Today’s main event is the FOMC meeting where we expect the Fed to deliver their final 25bp hike, which would send the Federal Funds target range to 5.00-5.25%. Going into the meeting, we will also get ADP employment report and ISM services index for April, see Fed preview: One more hike – Cuts still far away, 27 April. This afternoon we also get ADP employment in the US.

Otherwise, markets continue to digest the latest news regarding US banking sector turmoil and JPMorgan’s takeover of the First Republic Bank. Pressure remains on medium-sized regional US banks, while banks’ exposure to real estate is raising growing concerns globally, and market sentiment remains sensitive to headlines.

The 60 second overview

Banks jitters resume: The calm in markets after the takeover of First Republic Bank in the US did not last long. Yesterday other regional banks saw big losses with PacWest Bancorp and Western Alliance Bancorp closing down 28% and 16%, respectively. It is unclear what triggered the declines but sentiment in the banking sector is fragile after we saw the third regional bank takeover over the weekend. The jitters caused a new decline in overall risk sentiment sending stocks and bond yields lower.

US debt ceiling: Uncertainty over the US debt ceiling adds to the anxiety in markets currently. Yesterday, Biden invited congressional leaders for a meeting on 9 May after Treasury Secretary on Monday stated the debt ceiling might need to be raised by as early as 1 June.

US JOLTS: Data on US job openings for March released yesterday showed a bigger-than-expected decline to 9590k (consensus 9736k, previous 9974k). It adds to the picture of a cooling US labour market as also suggested by the rise in jobless claims and job cuts lately. Today we get ADP employment before turning to the non-farm payrolls on Friday.

Euro inflation and credit data: Yesterday we got the final batch of Euro area data ahead of tomorrow’s ECB meeting. The flash inflation for April came in broadly in line with expectations of 7% headline and 5.6% core. The underlying inflation pressures show that services inflation continues to rise while goods inflation is easing. We still expect a 50bp rate hike on Thursday. A resilient European economy, strong labour markets and wage growth is in our view not compatible with the speed of convergence to 2% being sufficiently fast with only a 25bp hike as to us the rate hike in May will also be implicit forward guidance for the July meeting and hence the financial conditions prevailing. Markets are pricing 28bp.

The loan growth data and the credit standards reported a deterioration from previous releases. While the recent banking turmoil did not appear to have added to the tightening of credit standards, the transmission monetary policy is taking effect with deteriorating loan demand.

Oil prices lower: Oil prices dropped sharply yesterday as risk sentiment soured. We attribute the decline to concerns about the outlook for demand amid ongoing monetary tightening coupled with US selling strategic reserves. We see limited further downside from current level as US would likely halt further selling of reserves and might even contemplate buying again. OPEC+ would likely consider further output cuts as well. We still expect Brent to trade in the USD80-90/bbl range the rest of the year.

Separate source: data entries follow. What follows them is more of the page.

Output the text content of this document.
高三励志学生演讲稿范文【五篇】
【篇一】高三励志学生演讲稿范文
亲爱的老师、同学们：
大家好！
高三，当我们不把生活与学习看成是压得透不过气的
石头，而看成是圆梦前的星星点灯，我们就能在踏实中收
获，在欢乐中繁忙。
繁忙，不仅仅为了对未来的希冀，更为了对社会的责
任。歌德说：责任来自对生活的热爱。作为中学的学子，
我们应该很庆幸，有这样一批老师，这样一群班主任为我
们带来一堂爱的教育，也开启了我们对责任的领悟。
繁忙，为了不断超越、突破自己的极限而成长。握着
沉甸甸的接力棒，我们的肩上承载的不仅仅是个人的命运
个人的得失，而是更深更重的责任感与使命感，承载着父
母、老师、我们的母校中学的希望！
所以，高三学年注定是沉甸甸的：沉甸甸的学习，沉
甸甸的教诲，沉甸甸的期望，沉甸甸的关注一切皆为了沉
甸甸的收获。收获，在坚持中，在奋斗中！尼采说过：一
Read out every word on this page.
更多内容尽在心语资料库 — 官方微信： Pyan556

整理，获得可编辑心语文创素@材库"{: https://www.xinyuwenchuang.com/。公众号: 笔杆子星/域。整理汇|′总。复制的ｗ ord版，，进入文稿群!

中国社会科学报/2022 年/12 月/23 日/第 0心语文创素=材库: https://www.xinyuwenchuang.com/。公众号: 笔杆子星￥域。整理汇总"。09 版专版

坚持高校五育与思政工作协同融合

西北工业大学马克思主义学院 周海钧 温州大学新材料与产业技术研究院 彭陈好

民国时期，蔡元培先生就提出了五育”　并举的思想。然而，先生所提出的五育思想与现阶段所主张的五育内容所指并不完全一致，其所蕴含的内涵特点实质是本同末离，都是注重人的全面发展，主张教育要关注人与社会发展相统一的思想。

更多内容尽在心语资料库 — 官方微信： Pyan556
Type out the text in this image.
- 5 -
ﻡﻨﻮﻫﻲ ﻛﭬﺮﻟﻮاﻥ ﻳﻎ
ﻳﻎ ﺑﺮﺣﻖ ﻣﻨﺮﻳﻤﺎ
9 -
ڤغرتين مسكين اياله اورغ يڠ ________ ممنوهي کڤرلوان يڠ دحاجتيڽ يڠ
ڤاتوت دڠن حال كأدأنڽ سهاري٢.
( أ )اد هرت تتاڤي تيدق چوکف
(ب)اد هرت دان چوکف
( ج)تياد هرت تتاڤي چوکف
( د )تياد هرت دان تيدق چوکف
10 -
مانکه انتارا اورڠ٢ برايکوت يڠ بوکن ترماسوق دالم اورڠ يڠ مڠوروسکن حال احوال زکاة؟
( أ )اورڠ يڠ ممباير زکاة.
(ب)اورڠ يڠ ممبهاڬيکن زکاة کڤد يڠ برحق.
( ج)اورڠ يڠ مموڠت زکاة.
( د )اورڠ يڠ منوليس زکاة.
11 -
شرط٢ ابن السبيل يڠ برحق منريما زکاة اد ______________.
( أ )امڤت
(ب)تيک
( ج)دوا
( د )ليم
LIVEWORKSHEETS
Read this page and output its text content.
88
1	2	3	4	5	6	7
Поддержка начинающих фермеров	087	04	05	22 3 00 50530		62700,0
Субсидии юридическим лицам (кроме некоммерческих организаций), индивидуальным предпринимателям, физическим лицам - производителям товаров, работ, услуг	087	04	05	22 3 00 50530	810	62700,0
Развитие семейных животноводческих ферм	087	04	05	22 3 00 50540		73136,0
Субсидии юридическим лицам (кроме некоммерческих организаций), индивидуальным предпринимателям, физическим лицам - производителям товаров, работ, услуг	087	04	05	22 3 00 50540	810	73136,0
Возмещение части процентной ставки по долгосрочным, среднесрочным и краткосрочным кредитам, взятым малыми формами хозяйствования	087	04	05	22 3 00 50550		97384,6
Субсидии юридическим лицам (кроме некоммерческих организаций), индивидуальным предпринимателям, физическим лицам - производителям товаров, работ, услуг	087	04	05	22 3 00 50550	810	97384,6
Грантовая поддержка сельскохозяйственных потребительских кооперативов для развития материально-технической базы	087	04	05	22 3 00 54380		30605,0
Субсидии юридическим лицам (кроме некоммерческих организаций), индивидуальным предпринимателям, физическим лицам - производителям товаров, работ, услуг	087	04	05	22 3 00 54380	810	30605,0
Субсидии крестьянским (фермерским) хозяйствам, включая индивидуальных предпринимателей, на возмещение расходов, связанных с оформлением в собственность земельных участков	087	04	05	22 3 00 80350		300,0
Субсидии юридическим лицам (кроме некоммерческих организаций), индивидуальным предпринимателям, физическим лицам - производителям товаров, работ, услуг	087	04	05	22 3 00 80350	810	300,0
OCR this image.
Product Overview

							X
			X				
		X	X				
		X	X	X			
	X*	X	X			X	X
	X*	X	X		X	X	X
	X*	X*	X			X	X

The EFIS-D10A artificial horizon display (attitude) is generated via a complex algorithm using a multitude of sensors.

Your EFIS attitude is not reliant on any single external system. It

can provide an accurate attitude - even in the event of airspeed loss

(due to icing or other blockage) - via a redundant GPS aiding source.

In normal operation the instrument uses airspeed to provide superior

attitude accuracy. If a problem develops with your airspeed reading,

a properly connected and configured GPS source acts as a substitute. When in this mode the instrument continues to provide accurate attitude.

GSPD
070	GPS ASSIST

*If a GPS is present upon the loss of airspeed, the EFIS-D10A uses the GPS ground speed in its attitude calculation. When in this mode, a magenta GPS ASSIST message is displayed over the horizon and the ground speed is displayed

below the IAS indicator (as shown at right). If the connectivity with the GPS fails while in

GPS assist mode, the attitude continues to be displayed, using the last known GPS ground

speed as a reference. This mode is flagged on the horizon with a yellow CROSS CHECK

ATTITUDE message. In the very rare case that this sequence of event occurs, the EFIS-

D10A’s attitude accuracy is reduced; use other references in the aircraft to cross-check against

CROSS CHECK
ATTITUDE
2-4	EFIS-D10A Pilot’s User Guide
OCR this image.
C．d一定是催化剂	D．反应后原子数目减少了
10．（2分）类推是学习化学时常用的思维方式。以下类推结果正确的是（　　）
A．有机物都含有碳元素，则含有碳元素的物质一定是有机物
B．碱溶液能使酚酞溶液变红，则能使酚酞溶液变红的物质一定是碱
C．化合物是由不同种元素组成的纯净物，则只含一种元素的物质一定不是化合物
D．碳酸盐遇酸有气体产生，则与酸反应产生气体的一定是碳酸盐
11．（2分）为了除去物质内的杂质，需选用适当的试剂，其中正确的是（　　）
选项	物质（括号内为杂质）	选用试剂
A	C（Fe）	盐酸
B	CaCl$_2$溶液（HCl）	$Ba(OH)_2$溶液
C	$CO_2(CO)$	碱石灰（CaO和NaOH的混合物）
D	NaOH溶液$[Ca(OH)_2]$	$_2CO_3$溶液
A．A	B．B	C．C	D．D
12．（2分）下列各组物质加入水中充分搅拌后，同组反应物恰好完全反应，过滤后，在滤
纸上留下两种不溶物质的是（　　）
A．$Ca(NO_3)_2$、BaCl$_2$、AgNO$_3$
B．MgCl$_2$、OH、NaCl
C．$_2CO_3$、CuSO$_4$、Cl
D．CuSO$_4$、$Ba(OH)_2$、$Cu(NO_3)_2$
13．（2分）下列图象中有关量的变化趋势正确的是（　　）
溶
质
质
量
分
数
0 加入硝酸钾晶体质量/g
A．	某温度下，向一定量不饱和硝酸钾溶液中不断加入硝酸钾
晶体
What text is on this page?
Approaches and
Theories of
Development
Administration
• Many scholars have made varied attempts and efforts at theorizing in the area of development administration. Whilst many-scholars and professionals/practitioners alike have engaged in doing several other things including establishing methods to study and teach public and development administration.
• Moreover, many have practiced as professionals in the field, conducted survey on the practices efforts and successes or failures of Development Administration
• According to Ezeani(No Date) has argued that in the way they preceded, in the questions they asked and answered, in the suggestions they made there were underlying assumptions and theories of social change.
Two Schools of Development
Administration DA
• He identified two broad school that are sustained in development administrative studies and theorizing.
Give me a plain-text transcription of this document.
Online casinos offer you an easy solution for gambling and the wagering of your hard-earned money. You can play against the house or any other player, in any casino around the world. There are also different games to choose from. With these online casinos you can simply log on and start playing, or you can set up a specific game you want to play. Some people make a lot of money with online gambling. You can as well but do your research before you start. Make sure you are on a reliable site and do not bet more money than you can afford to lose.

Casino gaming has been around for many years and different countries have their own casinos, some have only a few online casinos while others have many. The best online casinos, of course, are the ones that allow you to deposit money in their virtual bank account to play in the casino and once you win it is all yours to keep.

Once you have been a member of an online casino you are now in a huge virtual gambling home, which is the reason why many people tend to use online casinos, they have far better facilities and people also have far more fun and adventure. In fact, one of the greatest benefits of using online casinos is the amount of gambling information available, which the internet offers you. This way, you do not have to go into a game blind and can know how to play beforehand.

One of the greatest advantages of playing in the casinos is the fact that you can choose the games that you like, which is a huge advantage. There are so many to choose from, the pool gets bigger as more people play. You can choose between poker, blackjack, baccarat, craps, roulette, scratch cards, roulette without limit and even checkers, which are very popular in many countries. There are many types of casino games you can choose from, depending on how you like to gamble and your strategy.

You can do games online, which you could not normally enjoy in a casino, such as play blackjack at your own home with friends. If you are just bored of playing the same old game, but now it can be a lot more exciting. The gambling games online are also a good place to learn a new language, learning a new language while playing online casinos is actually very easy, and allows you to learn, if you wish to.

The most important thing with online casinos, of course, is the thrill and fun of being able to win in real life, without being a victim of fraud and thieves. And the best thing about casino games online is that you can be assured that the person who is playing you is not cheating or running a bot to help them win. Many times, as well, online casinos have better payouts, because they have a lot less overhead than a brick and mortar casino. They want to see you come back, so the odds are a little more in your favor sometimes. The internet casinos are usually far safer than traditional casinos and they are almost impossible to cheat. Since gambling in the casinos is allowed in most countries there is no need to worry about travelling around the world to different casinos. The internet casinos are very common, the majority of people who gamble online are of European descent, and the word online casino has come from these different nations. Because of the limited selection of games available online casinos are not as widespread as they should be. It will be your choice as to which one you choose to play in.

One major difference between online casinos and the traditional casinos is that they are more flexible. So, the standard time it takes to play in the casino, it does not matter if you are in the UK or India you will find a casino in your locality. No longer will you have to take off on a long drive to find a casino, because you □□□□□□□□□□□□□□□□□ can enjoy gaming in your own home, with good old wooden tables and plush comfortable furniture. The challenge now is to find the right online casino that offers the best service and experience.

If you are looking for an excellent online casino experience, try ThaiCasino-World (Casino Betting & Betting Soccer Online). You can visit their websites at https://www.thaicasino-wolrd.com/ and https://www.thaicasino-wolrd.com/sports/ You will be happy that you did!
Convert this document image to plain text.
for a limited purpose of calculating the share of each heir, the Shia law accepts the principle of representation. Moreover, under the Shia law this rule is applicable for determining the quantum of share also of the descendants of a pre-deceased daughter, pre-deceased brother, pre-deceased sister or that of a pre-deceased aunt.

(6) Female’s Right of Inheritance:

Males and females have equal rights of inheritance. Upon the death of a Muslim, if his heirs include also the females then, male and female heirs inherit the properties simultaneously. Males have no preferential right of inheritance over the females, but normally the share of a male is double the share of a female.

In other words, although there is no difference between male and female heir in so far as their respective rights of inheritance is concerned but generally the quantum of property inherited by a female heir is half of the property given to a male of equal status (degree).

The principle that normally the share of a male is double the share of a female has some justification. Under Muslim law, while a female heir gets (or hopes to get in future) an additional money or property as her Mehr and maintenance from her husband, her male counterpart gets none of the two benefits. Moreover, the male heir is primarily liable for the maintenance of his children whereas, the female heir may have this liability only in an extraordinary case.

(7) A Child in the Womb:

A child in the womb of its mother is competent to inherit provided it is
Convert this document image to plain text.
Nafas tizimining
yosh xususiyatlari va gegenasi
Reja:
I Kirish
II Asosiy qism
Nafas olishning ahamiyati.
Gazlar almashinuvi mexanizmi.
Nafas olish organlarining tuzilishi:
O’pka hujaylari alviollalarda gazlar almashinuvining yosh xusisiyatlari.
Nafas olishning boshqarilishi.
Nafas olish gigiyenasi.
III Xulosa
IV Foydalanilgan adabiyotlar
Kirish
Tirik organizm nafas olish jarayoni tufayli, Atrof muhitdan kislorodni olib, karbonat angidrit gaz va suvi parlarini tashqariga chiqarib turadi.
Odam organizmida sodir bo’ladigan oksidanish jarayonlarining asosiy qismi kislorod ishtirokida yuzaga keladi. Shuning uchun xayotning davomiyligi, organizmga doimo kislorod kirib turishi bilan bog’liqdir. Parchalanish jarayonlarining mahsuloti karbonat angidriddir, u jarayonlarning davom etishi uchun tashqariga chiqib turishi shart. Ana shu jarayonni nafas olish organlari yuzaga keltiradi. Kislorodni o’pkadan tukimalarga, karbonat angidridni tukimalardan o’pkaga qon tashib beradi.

Equities: Global equities fell yesterday in a broad-based risk-off mode and volatility increased. Based on headline reading one could be tempted to believe banks were the worst performers in a strong defensive rotation. However, that was not the case as the energy sector fell 4% after another drop in the oil price. Consumer discretionary outperformed although the US regional banks came on heavy selling pressure. The flight to safety was more visible through styles where min vol and quality outperformed. In US Dow -1.1%, S&P 500 -1.2%, Nasdaq -1.1% and Russell 2000 -2.1%. Asian markets are lower this morning though loses are limited. Trading volumes are low as the markets in both mainland China and Japan are closed. US and European futures are higher this morning.

FI: US treasury yields declined substantially yesterday after the uncertainty surrounding the US regional banks once again escalated. US 2-year and 10-year yields dropped around 15bp as the market added to the pricing of Fed cuts in the second half of this year and in 2024.

FX: Oil currencies were the big underperformers in yesterday’s session with both NOK and CAD posting decent losses. EUR/NOK has now moved close to the 11.90 threshold. EUR/USD fluctuated through the session but remains around the 1.10 level while EUR/SEK had edged somewhat higher. EUR/GBP moved above 0.88 on the risk-off sentiment while USD/JPY came down to 136.50 on the decline in US yields.